Le port irlandais de Rosslare a engagé 25 M€ dans ses installations. ©DR

 

Lancée en 2018 pour une expérimentation de deux ans et motivée par la croissance du fret entre l’Espagne et l’Irlande, la ligne Cork-Santander devient Rosslare-Bilbao. Un transfert que la compagnie justifie en s’appuyant sur des études de marché et les remontées commerciales.

L’armement breton annonce le transfert de sa ligne Cork-Santander vers Rosslare-Bilbao à partir du 28 février avec une desserte de deux allers-retours par semaine. Une rotation hebdomadaire au départ de Roscoff et à destination de Rosslare sera ensuite proposée à partir du 24 mars prochain, ajoute la direction de Brittany Ferries. Le service entre le port sud-irlandais et celui du Nord de l’Espagne avait été mis à l’essai en 2018 pour une période de deux ans.

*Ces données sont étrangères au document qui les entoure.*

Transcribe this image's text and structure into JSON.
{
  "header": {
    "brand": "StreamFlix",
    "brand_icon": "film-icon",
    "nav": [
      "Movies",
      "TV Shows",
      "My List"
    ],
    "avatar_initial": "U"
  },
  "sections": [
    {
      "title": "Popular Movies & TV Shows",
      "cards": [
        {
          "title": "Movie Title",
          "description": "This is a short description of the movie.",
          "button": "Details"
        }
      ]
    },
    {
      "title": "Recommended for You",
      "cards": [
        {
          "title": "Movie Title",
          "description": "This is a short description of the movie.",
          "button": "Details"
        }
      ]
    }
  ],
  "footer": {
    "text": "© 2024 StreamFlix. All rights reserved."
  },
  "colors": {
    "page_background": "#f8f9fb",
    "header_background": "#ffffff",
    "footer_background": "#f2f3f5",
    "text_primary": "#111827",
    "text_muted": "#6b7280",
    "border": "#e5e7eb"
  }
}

« Il s’est avéré impératif de trouver une alternative pour continuer d’assurer un service direct entre l’Irlande et l’Espagne souhaité par les professionnels du transport routier. S’appuyant sur des études de marchés et les remontées commerciales, une route alternative s’est nettement dégagée : Rosslare-Bilbao », justifie Christophe Mathieu, président du directoire de Brittany Ferries. Pour le dirigeant de BAI, les infrastructures existantes garantissent une mise en œuvre rapide. Le port irlandais, qui a engagé 25 M€ dans ses installations, a indiqué pour sa part Glenn Carr, le directeur général de l'Europort de Rosslare, « offre plus d’espace pour les véhicules de fret et, bénéficiant d’une très bonne desserte routière, permet un accès plus rapide depuis Dublin et au réseau routier de la côte Est de l’Irlande ». À l’extrémité de la ligne, Bilbao, proche des centres industriels du Nord de l’Espagne et Sud de la France « bénéficie d’une plus grande capacité d’accueil sécurisée pour les remorques non accompagnées ».

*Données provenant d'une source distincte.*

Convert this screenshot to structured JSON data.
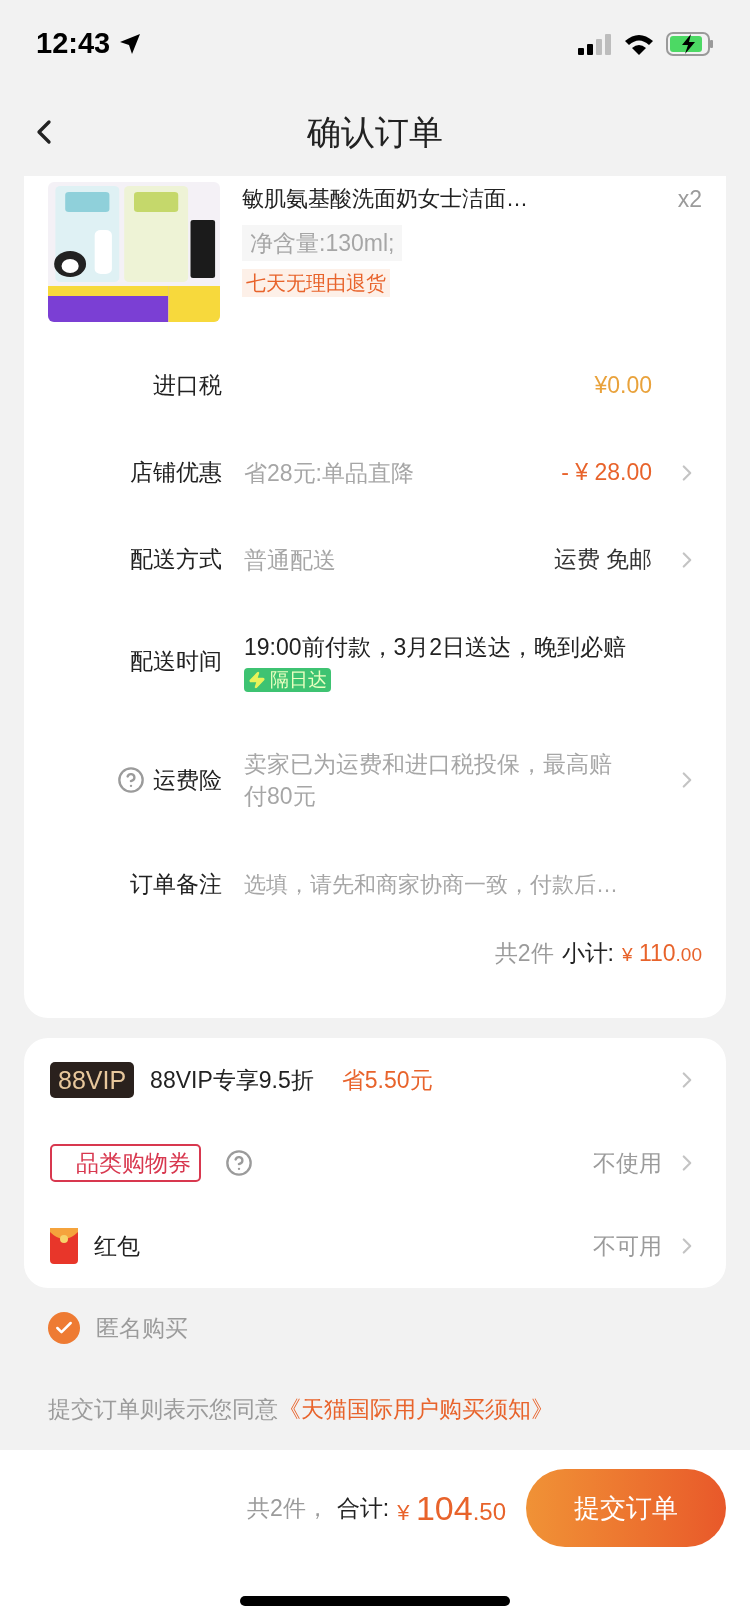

La liaison Roscoff-Rosslare, qui sera opérée par le Kerry permettra en outre à Brittany Ferries de proposer à ses passagers une offre complémentaire à la ligne Roscoff-Cork assurée par le Pont-Aven, ligne qui revendique 100 000 voyageurs.

Des unités neuves pour des parcours lointains

Le groupe, qui assure des liaisons régulières entre l'Angleterre (Plymouth, Poole et Portsmouth), la Normandie (Cherbourg, Caen-Ouistreham, Le Havre) et la Bretagne (Roscoff, Saint-Malo) – son premier fonds de commerce – bétonne ainsi son deuxième business : le lien maritime entre l’Irlande et l’Espagne (Cork, Santander, Bilbao). Un réseau que Brittany Ferries opère, presque sans aucune concurrence maritime, à l’exception de Celtic Line et Irish Ferries.

La ligne bénéficiera des navires de la classe E-Flexer, actuellement en construction au sein du chantier chinois Avic Weihai pour le suédois Stena, qui en exploitera une partie pour sa division ferry, Stena Line, tandis que d’autres seront affrétés à Brittany Ferries et à DFDS (le Côte d’Opale en 2021 pour la ligne Calais-Douvres). La compagnie bretonne doit réceptionner d’ici la fin de l’année le 4e de cette classe, qui offre une capacité de transport supérieure de 10 % pour les passagers et de 28 % pour le fret. Dans la série Gallicia, l’Étretat, le Connemara et le Kerry ont déja été livrés tandis que sont attendus les futurs Salamanca en 2021 et le Santoña en 2023 propulsés au GNL.

En fonction du sort de l’Irlande dans la nouvelle configuration commerciale entre le Royaume-Uni et l’UE, offrir un contournement par la mer du « land bridge » britannique peut s’avérer aussi utile.